The Reserve Bank of India's (RBI) Monetary Policy Review Committee on Wednesday voted to keep benchmark signalling rates unchanged, while maintaining its ‘accommodative’ stance.
An accommodative stance means that the RBI will cut rates to inject money into the financial system whenever needed.
The repo rate stands unchanged at 4 percent, the reverse repo rate at 3.35 percent, the marginal standing facility and the bank rate have been maintained at 4.25 percent.
RBI Governor Shaktikanta Das said the country was better prepared to deal with economic disruption from COVID. He said that in several sectors, the pre-pandemic levels of output had been surpassed, but also said that the economy is not yet strong enough for self-sustaining growth and so would need policy support for some more time.
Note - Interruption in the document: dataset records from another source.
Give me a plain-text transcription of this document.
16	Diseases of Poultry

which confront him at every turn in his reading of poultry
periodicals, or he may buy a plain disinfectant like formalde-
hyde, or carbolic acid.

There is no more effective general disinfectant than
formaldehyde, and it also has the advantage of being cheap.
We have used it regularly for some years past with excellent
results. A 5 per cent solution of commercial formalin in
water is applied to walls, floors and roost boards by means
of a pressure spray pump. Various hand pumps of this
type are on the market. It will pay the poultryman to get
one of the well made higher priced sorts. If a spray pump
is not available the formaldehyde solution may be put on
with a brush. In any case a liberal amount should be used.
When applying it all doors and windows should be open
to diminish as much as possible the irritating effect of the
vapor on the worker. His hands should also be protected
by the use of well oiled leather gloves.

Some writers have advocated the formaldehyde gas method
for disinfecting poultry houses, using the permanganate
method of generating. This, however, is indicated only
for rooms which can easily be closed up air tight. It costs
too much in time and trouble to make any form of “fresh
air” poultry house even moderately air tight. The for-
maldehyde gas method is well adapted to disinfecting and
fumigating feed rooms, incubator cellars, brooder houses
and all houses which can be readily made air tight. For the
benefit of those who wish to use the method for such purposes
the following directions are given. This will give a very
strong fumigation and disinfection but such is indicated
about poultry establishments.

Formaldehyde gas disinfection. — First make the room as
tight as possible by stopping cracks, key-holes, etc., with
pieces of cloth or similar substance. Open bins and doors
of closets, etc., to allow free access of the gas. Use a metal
The RBI retained its GDP growth forecast at 9.5 percent for the current fiscal (2021-22).
Das said prospects of economic activity were steadily improving and that various factors coming together would ease the inflationary pressures in the economy.
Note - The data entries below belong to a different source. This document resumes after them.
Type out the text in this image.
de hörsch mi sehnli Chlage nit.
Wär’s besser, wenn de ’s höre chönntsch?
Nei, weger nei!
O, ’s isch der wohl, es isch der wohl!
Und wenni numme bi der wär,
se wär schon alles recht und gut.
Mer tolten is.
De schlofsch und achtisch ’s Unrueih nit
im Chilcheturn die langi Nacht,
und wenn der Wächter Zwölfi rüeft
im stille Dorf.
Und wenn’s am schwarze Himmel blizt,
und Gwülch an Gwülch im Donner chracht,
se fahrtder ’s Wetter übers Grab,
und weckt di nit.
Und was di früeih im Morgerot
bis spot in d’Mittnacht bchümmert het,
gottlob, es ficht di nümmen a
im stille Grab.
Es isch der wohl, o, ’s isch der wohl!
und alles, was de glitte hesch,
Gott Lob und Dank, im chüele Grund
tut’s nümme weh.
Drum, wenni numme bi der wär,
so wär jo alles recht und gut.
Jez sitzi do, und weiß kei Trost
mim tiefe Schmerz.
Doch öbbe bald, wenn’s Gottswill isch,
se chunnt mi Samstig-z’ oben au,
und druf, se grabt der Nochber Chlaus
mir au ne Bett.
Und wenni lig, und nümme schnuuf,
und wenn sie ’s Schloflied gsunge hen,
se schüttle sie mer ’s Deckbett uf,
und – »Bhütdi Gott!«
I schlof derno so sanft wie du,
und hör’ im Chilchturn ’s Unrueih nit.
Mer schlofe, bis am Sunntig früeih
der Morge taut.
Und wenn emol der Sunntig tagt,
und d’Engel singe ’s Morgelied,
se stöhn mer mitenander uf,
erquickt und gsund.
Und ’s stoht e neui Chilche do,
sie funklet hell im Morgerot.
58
He said that private consumption was still below pre-pandemic levels, but on the positive side, corporate balance sheets were in a much better shape because of reduction in debt. Also, the government’s focus on capex was likely to attract investment by private sector firms as well.
Das said that latest data points indicated consumption demand was improving, and that urban demand too was strengthening.
He said that persistence of high core inflation (excluding food and fuel) was an area of concern, and that headline inflation number for the rest of the year would be high because of base effect.
Das said all components of GDP registered an year-on-year growth in the second quarter. He said recent reductions in excise duty, and Value Added Tax should support demand by increasing purchasing power.